China outlaws sexual harassment
China's legislature Sunday passed amendments to the law on women's rights protection, which "prohibits sexual harassment of women" and empowers women to "lodge complaints" to relevant organizations.
"This is the first time the issue of sexual harassment has been written into Chinese law," said Wu Changzhen, professor at the China University of Political Science and Law. "It provides the legal basis for handling such issues."
For a long time, "sexual harassment" has been regarded as a moral issue rather than a legal one in China. Of the nearly 10 sexual harassment cases that entered legal proceedings since 2001, only one plaintiff wins.
In a survey of more than 8,000 Chinese people, jointly conducted by two major media organizations Sina and Fortnight, 78 percent of the men said they had never experienced sexual harassment while the ratio was 21 percent for women.
A survey conducted by the Chinese Academy of Social Sciences shows nearly 40 percent of women in private businesses and foreign-funded businesses has experienced sexual harassment.

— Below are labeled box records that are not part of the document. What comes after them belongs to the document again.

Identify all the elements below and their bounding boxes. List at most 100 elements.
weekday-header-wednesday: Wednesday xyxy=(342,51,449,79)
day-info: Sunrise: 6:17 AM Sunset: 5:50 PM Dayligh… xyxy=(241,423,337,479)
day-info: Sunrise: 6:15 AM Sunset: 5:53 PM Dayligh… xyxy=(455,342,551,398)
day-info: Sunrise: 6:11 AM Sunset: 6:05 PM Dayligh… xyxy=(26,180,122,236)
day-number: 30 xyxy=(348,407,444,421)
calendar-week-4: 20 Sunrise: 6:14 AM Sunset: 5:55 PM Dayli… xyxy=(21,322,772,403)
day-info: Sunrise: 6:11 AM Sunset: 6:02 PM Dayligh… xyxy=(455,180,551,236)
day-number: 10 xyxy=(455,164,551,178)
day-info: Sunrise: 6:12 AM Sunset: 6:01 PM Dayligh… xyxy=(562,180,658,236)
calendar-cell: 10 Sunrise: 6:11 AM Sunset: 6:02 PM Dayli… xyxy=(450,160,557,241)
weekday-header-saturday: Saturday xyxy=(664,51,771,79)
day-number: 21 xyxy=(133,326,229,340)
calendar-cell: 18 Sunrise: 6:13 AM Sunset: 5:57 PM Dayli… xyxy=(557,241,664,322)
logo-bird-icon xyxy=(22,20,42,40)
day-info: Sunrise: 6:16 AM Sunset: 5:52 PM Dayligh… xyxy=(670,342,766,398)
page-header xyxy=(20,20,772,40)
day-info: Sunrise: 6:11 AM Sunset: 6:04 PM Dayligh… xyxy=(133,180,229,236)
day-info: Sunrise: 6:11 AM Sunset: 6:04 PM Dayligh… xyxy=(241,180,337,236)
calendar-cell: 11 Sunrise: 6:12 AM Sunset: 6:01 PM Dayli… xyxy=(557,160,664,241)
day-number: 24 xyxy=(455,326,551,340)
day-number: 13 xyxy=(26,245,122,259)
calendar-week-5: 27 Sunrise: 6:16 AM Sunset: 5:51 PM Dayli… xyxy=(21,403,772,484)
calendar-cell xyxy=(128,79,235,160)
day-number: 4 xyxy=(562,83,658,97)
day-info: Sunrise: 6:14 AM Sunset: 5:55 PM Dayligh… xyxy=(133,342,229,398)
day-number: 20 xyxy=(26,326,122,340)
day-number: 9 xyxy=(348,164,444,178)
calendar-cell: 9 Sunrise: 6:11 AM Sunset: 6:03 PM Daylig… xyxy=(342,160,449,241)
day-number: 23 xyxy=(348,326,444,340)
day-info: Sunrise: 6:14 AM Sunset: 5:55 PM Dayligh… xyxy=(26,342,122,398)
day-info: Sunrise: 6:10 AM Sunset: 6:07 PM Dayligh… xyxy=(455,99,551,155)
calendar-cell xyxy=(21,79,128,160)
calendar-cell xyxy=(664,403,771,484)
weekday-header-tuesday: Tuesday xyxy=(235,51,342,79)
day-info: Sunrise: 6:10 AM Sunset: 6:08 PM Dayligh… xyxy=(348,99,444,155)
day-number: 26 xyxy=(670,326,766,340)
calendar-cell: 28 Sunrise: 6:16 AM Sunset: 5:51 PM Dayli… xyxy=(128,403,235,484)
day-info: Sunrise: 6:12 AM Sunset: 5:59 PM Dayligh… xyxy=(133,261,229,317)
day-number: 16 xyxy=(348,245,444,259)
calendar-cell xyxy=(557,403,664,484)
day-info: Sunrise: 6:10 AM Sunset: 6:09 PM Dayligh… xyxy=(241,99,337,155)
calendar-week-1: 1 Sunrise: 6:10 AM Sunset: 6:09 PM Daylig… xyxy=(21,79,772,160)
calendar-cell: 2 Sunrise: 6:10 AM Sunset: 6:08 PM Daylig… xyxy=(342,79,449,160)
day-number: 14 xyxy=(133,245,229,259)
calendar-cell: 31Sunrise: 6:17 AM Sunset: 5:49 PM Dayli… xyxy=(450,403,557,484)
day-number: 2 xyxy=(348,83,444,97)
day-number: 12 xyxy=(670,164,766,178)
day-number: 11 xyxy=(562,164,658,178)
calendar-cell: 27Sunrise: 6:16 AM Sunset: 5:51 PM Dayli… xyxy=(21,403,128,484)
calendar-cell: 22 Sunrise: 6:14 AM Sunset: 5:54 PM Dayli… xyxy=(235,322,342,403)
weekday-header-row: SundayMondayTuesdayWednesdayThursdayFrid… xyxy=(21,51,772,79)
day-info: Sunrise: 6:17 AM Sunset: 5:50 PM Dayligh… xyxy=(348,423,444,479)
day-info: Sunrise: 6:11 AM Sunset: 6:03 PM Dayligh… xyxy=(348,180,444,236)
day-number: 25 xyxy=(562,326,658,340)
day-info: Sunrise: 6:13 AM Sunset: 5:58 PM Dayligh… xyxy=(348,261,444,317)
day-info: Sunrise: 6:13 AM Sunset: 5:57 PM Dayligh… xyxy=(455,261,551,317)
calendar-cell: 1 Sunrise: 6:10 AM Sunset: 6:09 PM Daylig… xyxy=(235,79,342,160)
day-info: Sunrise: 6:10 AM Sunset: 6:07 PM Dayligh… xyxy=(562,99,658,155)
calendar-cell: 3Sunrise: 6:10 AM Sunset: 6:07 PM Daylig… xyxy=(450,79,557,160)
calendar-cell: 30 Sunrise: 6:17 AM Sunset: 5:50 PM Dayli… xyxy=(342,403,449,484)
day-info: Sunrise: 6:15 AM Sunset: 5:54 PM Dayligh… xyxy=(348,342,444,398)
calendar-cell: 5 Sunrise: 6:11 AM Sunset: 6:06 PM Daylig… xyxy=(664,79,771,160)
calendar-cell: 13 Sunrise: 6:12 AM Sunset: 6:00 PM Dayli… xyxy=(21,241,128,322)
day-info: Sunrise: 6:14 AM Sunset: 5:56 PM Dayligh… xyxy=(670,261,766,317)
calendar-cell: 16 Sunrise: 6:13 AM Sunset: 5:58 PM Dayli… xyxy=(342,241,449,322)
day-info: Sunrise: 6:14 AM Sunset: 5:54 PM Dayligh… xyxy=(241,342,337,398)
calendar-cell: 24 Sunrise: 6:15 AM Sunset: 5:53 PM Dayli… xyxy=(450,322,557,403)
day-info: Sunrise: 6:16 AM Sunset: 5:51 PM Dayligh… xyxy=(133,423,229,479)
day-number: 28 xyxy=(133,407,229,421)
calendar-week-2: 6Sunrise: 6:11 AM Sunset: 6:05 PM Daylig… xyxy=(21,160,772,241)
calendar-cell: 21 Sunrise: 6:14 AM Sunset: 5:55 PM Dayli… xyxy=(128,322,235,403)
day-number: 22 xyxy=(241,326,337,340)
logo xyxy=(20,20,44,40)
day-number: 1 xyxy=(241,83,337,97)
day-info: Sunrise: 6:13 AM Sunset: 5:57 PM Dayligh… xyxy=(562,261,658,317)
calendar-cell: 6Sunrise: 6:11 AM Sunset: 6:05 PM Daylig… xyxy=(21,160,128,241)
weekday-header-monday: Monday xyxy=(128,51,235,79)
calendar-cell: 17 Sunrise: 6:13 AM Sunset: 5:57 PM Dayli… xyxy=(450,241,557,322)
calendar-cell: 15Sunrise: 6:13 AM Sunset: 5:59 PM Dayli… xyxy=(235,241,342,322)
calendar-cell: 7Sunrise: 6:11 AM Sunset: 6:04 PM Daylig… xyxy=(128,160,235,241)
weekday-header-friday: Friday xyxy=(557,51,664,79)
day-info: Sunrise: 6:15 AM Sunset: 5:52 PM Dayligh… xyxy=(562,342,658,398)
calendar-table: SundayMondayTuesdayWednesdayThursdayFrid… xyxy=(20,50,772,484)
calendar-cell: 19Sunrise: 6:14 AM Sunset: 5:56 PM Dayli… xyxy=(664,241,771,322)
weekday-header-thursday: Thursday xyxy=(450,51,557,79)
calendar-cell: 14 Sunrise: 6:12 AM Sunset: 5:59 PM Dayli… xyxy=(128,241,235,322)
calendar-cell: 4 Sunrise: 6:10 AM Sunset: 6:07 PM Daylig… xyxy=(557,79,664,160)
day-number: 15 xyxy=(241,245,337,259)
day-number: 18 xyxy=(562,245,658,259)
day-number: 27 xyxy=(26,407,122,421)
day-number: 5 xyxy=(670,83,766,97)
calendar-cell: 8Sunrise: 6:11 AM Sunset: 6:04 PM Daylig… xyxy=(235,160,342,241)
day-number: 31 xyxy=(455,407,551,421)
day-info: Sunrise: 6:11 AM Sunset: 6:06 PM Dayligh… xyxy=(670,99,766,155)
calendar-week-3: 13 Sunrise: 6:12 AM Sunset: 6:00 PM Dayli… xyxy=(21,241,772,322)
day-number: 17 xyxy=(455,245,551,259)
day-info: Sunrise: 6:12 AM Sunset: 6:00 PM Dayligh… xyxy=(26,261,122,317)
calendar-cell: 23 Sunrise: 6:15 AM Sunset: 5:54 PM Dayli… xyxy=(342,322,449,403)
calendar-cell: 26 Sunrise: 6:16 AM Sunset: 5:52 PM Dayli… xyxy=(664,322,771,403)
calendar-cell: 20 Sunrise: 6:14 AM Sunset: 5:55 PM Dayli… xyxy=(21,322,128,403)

Chinese law experts call the new clause an improvement in China's legal system, noting the system now strives to provide all-round protection to people, both physically and psychologically.
According to the amendments passed at a meeting of the Standingcommittee of the National People's Congress (NPC), the State Council, or the cabinet, will work out China Development Program for Women and local government across the country will map out development planning for women.
The State should also work to gradually improve the ratio of women in the seats of the NPC and people's congresses at various levels.
New stipulations on women's issues in the amendments include political rights, employment, birth insurance and domestic violence.